Unrelated Business Taxable Income (UBTI) and Unrelated Business Income Tax (UBIT)
The Tax Cuts and Jobs Act of 2017 … changed the corporate tax rate range from 15 to 35 percent to one flat rate of 21 percent. This rate will be effective permanently for corporations (including exempt corporate organizations) whose tax year begins after January 1, 2018.
Exempt organizations that have $1,000 or more in gross receipts from an unrelated business activity must file Form 990-T, Exempt Organization Business Income Tax Return, on or before the 15th day of the 5th month of their taxable year. Treas. Reg. 1.6012-2(e). Even if an organization is specifically excluded from filing a Form 990 or 990 EZ, they must file Form 990-T if they have gross receipts of $1,000 or more from an unrelated business activity (for example, churches or organizations that file the 990-N Electronic Postcard).
Examination Techniques
Organizational Test
In order to determine the exempt purposes of the organization, you must first go to the organizing document to see what purposes/activities the organization was formed for. … Form 1023 … information should be closely reviewed …. Review the organization bylaws, as they often contain purposes and goals of the organization. If a non-exempt purpose exists, the specialist must determine if the non-exempt purpose is substantial.
Operational Test
Review the Form 990 series return and take note of such items like the organization’s mission and activities, employees, volunteers, change in programs, and any unrelated business income.

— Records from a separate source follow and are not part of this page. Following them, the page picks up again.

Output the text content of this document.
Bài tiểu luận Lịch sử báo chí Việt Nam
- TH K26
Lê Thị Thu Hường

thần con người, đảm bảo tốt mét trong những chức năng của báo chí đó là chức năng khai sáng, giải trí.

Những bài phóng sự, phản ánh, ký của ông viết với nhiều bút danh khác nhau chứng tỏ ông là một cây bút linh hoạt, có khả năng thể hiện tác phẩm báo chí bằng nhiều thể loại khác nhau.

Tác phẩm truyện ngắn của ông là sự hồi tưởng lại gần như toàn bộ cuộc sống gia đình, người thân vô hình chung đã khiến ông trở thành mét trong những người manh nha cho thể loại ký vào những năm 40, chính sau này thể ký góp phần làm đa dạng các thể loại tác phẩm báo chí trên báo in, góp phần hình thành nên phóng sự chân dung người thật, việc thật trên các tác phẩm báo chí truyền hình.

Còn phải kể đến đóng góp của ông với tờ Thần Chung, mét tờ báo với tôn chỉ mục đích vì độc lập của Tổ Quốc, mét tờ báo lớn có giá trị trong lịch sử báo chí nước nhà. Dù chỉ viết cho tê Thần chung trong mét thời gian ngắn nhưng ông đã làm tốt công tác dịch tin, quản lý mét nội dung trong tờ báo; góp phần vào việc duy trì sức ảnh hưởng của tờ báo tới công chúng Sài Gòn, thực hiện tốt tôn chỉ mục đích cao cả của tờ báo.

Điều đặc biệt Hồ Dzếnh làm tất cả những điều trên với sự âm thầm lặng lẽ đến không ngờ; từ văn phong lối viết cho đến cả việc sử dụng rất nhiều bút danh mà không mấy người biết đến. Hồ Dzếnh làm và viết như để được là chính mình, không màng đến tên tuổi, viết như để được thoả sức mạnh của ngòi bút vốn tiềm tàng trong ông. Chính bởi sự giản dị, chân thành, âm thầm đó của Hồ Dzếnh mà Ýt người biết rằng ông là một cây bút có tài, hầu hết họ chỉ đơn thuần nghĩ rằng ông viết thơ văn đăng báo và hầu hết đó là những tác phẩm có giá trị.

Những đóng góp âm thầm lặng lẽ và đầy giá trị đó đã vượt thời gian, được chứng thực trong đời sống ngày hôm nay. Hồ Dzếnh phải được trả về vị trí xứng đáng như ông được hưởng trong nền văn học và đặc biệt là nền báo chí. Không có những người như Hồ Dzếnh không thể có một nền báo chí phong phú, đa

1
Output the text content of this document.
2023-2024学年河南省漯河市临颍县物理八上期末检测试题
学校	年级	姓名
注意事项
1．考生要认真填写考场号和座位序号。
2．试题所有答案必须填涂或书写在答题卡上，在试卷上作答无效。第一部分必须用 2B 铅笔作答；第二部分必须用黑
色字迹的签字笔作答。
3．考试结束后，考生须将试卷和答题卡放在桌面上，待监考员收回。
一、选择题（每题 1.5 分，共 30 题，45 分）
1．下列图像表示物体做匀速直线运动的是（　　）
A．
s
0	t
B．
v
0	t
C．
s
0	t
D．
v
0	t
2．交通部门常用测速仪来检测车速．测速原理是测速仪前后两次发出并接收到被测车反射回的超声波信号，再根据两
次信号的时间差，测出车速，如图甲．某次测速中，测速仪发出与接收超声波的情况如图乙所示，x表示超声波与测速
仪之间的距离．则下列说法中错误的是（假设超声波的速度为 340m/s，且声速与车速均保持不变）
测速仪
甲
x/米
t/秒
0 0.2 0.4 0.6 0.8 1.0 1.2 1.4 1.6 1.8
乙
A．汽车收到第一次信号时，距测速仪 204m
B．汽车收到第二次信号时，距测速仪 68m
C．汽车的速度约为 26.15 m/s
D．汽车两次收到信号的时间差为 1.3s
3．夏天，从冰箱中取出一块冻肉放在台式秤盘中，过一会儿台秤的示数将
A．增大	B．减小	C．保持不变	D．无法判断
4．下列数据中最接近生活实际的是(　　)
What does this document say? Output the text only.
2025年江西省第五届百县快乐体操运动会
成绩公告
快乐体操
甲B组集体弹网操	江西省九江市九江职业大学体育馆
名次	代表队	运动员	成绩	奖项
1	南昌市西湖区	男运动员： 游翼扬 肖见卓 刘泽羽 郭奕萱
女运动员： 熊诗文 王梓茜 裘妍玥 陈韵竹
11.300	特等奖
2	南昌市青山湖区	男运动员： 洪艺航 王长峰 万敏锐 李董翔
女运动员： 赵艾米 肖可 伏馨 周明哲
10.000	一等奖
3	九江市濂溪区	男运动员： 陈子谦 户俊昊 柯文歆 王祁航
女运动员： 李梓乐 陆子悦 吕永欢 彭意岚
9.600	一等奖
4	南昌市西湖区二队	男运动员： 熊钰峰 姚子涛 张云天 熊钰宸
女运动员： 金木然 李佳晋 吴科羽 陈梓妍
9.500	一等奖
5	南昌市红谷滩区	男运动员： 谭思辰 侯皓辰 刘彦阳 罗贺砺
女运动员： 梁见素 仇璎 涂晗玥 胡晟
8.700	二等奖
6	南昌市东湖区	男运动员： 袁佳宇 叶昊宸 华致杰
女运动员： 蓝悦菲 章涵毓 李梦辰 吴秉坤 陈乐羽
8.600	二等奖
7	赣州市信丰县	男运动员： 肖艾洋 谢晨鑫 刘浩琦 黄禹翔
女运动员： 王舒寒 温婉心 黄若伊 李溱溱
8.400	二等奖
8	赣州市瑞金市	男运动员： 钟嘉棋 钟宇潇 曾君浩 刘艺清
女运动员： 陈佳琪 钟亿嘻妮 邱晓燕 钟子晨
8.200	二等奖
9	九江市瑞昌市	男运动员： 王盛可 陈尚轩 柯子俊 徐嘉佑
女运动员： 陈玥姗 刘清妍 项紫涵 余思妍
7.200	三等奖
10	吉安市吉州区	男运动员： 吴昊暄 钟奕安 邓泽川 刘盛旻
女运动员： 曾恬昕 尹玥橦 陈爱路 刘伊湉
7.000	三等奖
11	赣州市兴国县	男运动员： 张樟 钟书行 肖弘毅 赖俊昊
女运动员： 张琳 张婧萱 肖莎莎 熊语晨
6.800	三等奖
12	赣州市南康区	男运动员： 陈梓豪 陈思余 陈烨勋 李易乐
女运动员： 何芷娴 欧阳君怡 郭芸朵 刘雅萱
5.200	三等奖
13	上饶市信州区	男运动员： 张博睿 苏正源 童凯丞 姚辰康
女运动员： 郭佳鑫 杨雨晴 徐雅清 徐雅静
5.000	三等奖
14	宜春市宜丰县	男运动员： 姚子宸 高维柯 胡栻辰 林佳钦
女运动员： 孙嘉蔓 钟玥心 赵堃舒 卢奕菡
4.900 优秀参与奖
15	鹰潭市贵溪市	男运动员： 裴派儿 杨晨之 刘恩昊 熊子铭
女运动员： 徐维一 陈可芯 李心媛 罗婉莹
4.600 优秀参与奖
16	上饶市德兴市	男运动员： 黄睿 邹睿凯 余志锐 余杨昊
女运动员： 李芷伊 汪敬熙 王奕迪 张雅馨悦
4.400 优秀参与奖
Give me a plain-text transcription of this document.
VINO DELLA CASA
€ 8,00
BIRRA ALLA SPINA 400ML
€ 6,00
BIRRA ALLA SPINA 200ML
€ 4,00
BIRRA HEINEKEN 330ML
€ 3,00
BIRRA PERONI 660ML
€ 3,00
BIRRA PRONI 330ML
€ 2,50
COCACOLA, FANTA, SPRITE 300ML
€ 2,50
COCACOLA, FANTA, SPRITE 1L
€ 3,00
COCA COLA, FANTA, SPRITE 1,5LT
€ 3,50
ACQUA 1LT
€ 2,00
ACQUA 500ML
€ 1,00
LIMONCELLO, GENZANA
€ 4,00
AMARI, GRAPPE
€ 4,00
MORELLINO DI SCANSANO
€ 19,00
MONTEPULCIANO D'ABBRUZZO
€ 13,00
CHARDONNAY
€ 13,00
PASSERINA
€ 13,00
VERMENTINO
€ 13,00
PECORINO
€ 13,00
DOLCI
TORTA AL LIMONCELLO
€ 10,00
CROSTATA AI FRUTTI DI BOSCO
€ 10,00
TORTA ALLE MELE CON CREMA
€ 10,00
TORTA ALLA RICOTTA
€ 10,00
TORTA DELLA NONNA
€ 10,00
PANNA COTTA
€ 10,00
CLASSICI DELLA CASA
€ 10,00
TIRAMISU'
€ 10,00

Review the financial information and determine if the income, expenses, and assets are appropriate for the organization’s exempt functions, or is a trade or business indicated.
Review organization’s website for other indications of unrelated trade or business (including advertising).
Interview the CEO and other personnel responsible for conducting the activity on why and how the activity is conducted.
Compare the way the activity is conducted by the tax-exempt organization to the way the same type of activity is conducted by a for-profit entity. The comparison should be both financial and operational.